Madame d'EPINAY
ÉPINAY (Louise-Florence Pétronille TARDIEU DESCLAVELLES, Mme de LA LIVE d'), femme auteur française, née vers 1725, morte le 17 avril 1783. Son père, brigadier d'infanterie, fut tué en 1735, au service du roi. A l'âge de dix-neuf ans, elle épousa son cousin d'Epinay, l'aîné des fils du fermier général de La Live de Bellegarde. Les premières années de cette union furent heureuses mais bientôt une séparation eut lieu, ayant pour motif les prodigalités du mari. Mme d'Epinay, qui fréquentait les salons littéraires de l'époque et recevait elle-même des écrivains illustres, se lia d'amitié avec Jean-Jacques Rousseau. Elle fit construire pour lui , près de son parc de la Chevrette dans la vallée de Montmorency, l'habitation restée célèbre sous le nom d'Ermitage. mais bientôt Grimm, que Rousseau avait présenté à sa bienfaitrice, entra dans l'intimité de celle-ci et se tournant contre Rousseau, parvint à le forcer de quitter ce séjour (15 décembre 1757). Il est difficile de dire jusqu'à quel point Rousseau, dans ses Confessions, a exagéré les torts de ses ennemis, et si ses récriminations contre Mme d'Epinay sont justifiées. Celle-ci se mit à vivre dans la retraite, entourée d'un cercle restreint de lettrés et de philosophes. D'une figure peu régulière, mais gracieuse, avec de l'esprit et un fond de sérieux, elle valait mieux que sa réputation, compromise par quelques années de légèreté. "Ce qui distinguait l'esprit de Mme d'Epinay, dit Grimm, c'était une droiture de sens fine et profonde. Elle avait peu d'imagination ; moins sensible à l'élégance qu'à l'originalité, son goût n'était pas toujours assez sûr, assez difficile ; mais on ne pouvait guère avoir plus de pénétration, et un tact plus juste, de meilleures vues avec un esprit de conduite plus ferme et plus adroit."
On a d'elle : Mes moments heureux (Genève, 1752, in-12) ; Lettres à mon fils (Genève, 1758, in-8) ; les Conversations d'Émilie (Paris, 1774, 2 vol. in-12, souv. réimpr.), ouvrage un peu froid, mais judicieux et bien écrit, composé en vue de l'éducation d'Émilie de Belzunce, petite-fille de l'auteur, et auquel l'Académie française décerna, en 1783, le prix fondé par Montyon, enfin et surtout Mémoires et correspondance (Paris, 1818, 3 vol. in-8).

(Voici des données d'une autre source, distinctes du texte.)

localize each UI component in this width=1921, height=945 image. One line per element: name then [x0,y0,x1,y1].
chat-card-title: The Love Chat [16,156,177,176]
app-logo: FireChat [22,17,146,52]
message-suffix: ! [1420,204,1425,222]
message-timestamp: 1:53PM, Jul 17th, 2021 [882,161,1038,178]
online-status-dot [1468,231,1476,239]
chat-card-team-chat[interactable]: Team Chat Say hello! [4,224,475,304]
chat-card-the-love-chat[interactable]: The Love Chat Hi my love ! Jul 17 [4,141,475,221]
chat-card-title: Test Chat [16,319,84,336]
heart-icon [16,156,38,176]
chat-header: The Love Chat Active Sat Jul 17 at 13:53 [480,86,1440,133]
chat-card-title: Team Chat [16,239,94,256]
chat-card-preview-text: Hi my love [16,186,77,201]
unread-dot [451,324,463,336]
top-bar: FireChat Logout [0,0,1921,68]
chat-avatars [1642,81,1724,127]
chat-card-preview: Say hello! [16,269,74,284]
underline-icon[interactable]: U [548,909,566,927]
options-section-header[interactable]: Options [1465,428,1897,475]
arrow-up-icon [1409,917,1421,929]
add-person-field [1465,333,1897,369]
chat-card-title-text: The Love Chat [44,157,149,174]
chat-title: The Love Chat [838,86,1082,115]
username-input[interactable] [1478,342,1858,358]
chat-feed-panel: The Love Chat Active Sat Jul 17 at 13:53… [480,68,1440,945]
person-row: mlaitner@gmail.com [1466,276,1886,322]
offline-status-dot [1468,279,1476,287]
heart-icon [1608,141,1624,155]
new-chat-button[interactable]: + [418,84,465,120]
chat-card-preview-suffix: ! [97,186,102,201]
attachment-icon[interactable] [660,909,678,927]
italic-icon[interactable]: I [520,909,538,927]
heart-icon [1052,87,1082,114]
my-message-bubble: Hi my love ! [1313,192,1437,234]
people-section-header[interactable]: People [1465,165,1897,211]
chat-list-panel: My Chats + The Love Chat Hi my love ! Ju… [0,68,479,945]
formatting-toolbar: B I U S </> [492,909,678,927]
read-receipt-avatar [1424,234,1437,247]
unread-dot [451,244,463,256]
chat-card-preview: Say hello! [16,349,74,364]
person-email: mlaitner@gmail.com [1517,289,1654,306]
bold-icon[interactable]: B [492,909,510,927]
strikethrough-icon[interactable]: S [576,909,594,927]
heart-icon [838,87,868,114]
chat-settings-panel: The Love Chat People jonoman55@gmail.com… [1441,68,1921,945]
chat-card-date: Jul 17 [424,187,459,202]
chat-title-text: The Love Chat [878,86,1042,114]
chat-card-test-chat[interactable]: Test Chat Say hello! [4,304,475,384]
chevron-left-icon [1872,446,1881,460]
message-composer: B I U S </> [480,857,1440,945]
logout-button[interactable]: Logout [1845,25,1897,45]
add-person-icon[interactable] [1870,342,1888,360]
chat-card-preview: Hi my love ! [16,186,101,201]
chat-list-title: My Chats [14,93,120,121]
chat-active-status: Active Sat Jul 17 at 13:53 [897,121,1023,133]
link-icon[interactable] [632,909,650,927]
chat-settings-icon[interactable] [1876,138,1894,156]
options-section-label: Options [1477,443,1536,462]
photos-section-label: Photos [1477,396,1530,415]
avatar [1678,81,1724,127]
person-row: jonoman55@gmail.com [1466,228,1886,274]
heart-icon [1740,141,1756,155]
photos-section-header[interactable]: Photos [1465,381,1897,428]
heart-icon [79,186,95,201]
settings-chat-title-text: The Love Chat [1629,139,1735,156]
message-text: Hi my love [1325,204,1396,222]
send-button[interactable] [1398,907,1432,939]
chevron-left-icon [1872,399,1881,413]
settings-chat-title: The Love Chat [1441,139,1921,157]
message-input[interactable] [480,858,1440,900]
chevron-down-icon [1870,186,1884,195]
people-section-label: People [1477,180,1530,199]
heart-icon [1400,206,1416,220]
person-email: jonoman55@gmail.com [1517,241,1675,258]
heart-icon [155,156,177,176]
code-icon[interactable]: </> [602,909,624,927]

Mme d'Epinay avait eu l'idée d'écrire une sorte de roman qui fut, sauf le déguisement des noms, le récit de sa propre vie. Elle en laissa le manuscrit à Grimm, qui ne le publia pas. Le libraire Brunet, entre les mains de qui il tomba, y démêla habilement la réalité sous la fiction apparente : les noms véritables furent restitués, quelques longueurs et hors-d'œuvre supprimés, et il ne resta de l'invention romanesque que le début, dans lequel l'auteur a supposé qu'un tuteur racontait l'histoire de sa pupille. Ainsi fut faite la première édition, suivie de deux autres dans la première année. "En ne voulant écrire qu'un roman, dit M. Sainte-Beuve, Mme Epinay s'est trouvée être le chroniqueur authentique des mœurs de son siècle. Son livre se place entre celui de Duclos, les Confessions du comte de***, et le livre de Laclos , Les liaisons dangereuses mais il est plus dans le milieu du siècle que l'un et que l'autre, et il nous offre un tableau plus naturel, plus complet, et qui en exprime mieux, si je puis dire, la corruption moyenne."
Musset-Pathay a publié des Anecdotes inédites, pour faire suite aux Mémoires (Paris, 1818, in-8). Les Lettres de Mme d'Epinay, adressées à Rousseau, Voltaire, Buffon, d'Alembert, Diderot, Richardson, l'abbé Galiani, etc., se retrouvent dans ses Mémoires et dans la Correspondance inédite de l'abbé Galiani, publiée par Barbier (Paris, 1818, 2 vol. in-8). Les Mémoires ont été rééditées par L. Enault (Ibid., 1863, 2 vol. in-8). M. Challemel-Lacour a donné une édition des Oeuvres (Ibid. 1869, 2 vol.).
Cf. Grimm : Correspondance ; - J.-J. Rousseau : Confessions ; -Musset-Pathay : Examen des Mémoires, en tête de son édition des Anecdotes ; - L. Enault : Etude sur la vie et les œuvres, en tête de son édition des Mémoires – Sainte-Beuve : Causeries du lundi, t.II.